Miro — best for collaborative workshops
Miro is a freemium online whiteboard with diagramming bolted on. The free tier gives you a limited number of editable boards with unlimited collaborators.
Where it shines:
- Unbeatable for group work: workshops, retrospectives, brainstorming with sticky notes and votes.
- Infinite canvas plus flowchart shape packs covers informal diagramming well.
- Strong template gallery and integrations with the usual work tools.
Where it falls short:
- Board limit on the free tier fills up fast.
- Precision diagramming (strict connectors, stencil discipline) is not its culture.
- Visio import exists but is tied to plan level — check before counting on it.
Choose it if: diagrams emerge from team sessions rather than solo drafting.
How to decide
Choose diagrams.net if you want one free tool that covers 90% of Visio use, including opening .vsdx files. Choose yEd if scale and automatic layout matter more than looks. Choose Excalidraw or Miro if thinking together is the point — Excalidraw for lightweight sketching, Miro for structured workshops. Choose Mermaid if diagrams should live in Git. Choose Lucidchart if you'll eventually pay for polish and want to test-drive first.
What you give up by leaving Visio
Visio still wins on specialist content: certified stencils for electrical, piping, and industry-specific schematics; data-linked diagrams that update from Excel; and native round-tripping of .vsdx inside Microsoft 365 workflows.
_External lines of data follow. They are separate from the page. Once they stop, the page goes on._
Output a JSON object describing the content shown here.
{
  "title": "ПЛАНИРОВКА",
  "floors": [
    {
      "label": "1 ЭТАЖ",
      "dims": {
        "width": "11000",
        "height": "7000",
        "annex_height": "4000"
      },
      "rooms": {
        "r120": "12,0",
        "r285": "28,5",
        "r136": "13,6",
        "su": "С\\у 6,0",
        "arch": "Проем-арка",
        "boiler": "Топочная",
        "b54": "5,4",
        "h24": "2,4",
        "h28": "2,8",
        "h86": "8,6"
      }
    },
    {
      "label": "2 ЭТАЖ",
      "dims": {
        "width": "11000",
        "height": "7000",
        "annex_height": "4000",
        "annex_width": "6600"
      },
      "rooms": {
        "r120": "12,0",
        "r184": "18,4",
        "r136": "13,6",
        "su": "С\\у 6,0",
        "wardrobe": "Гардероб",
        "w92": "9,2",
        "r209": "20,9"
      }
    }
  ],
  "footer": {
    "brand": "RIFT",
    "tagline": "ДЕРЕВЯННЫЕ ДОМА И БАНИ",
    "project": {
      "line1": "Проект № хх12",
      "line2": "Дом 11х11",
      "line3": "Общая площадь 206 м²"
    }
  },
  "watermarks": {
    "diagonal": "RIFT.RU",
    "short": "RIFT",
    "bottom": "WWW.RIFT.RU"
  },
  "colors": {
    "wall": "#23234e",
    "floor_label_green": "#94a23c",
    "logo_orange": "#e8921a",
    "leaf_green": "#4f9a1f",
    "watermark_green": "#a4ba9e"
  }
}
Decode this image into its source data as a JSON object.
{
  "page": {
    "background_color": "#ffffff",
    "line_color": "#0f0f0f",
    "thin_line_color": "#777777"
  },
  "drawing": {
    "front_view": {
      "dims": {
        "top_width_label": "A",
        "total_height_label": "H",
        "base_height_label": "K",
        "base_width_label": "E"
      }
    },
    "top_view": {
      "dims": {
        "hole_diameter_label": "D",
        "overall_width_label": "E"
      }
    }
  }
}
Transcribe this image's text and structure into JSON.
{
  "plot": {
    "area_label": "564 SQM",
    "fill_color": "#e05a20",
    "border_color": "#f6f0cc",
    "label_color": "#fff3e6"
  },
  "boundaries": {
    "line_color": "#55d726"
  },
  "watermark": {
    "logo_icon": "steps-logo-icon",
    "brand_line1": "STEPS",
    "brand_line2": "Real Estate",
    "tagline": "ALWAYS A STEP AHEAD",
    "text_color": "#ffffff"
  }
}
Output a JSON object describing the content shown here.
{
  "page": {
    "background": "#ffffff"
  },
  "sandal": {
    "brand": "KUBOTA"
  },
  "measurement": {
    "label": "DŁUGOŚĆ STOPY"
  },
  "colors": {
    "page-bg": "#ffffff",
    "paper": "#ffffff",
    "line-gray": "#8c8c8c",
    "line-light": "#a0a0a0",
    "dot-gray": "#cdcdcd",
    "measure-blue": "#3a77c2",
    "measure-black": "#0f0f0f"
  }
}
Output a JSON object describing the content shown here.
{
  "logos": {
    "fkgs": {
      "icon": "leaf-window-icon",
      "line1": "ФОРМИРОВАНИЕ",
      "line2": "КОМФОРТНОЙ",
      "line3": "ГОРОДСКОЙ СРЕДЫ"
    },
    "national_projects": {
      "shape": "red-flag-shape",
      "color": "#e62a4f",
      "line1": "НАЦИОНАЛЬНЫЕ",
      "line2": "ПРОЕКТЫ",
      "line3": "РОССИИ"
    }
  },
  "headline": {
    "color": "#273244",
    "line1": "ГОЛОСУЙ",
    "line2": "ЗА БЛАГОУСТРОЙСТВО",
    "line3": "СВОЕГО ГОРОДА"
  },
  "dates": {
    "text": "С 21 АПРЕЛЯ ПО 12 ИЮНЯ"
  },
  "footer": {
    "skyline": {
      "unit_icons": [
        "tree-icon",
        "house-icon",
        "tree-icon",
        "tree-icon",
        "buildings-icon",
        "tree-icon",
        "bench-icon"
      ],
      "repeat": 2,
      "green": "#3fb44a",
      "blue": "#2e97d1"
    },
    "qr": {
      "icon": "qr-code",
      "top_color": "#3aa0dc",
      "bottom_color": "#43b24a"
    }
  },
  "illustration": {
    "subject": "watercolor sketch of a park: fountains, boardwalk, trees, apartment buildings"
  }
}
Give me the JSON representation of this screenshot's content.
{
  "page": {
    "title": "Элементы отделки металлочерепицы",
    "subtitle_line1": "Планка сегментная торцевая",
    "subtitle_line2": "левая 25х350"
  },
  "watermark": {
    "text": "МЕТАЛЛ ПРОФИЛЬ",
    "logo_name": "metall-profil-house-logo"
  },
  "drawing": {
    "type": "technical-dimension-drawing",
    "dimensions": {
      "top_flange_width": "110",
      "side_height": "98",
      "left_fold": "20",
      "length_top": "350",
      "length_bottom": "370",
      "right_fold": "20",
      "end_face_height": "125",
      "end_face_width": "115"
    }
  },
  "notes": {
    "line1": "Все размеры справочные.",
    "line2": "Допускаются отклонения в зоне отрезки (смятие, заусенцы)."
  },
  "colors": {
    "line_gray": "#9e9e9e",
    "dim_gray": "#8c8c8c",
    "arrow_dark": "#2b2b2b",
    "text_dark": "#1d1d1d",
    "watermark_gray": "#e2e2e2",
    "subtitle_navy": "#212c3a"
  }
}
On file import, set expectations: diagrams.net and Lucidchart open most .vsdx files, but complex stencils, themes, and data links can arrive scrambled. If your team exchanges heavyweight Visio files daily, the alternatives are viewers-plus, not drop-in replacements.
FAQ
Can free tools open Visio files?
diagrams.net and Lucidchart both import .vsdx (and generally .vsd) files, with good results on standard flowcharts and mixed results on complex, data-linked diagrams. yEd, Excalidraw, and Mermaid don't import Visio formats.
What's the best free Visio alternative for network diagrams?
diagrams.net for icon-accurate topology diagrams with cloud and hardware shape sets; yEd when the network is large enough to need automatic layout.
Is diagrams.net really free with no catch?
Yes — the editor is open source and free, with no tiers or caps. The company sells paid integrations for platforms like Confluence and Jira, which is what funds development.
Which alternative is best for software architecture diagrams?
Mermaid if you want diagrams versioned with your code; diagrams.net for richer, presentation-ready architecture drawings; Excalidraw for the whiteboard-sketch stage.
Bottom line
Start with diagrams.net — it's free, open source, and opens your existing Visio files. Reach for yEd at scale, Mermaid in the repo, and Excalidraw or Miro when the team is in the room. More options live in our best diagramming apps guide.
Features and pricing change — always check the official site before deciding.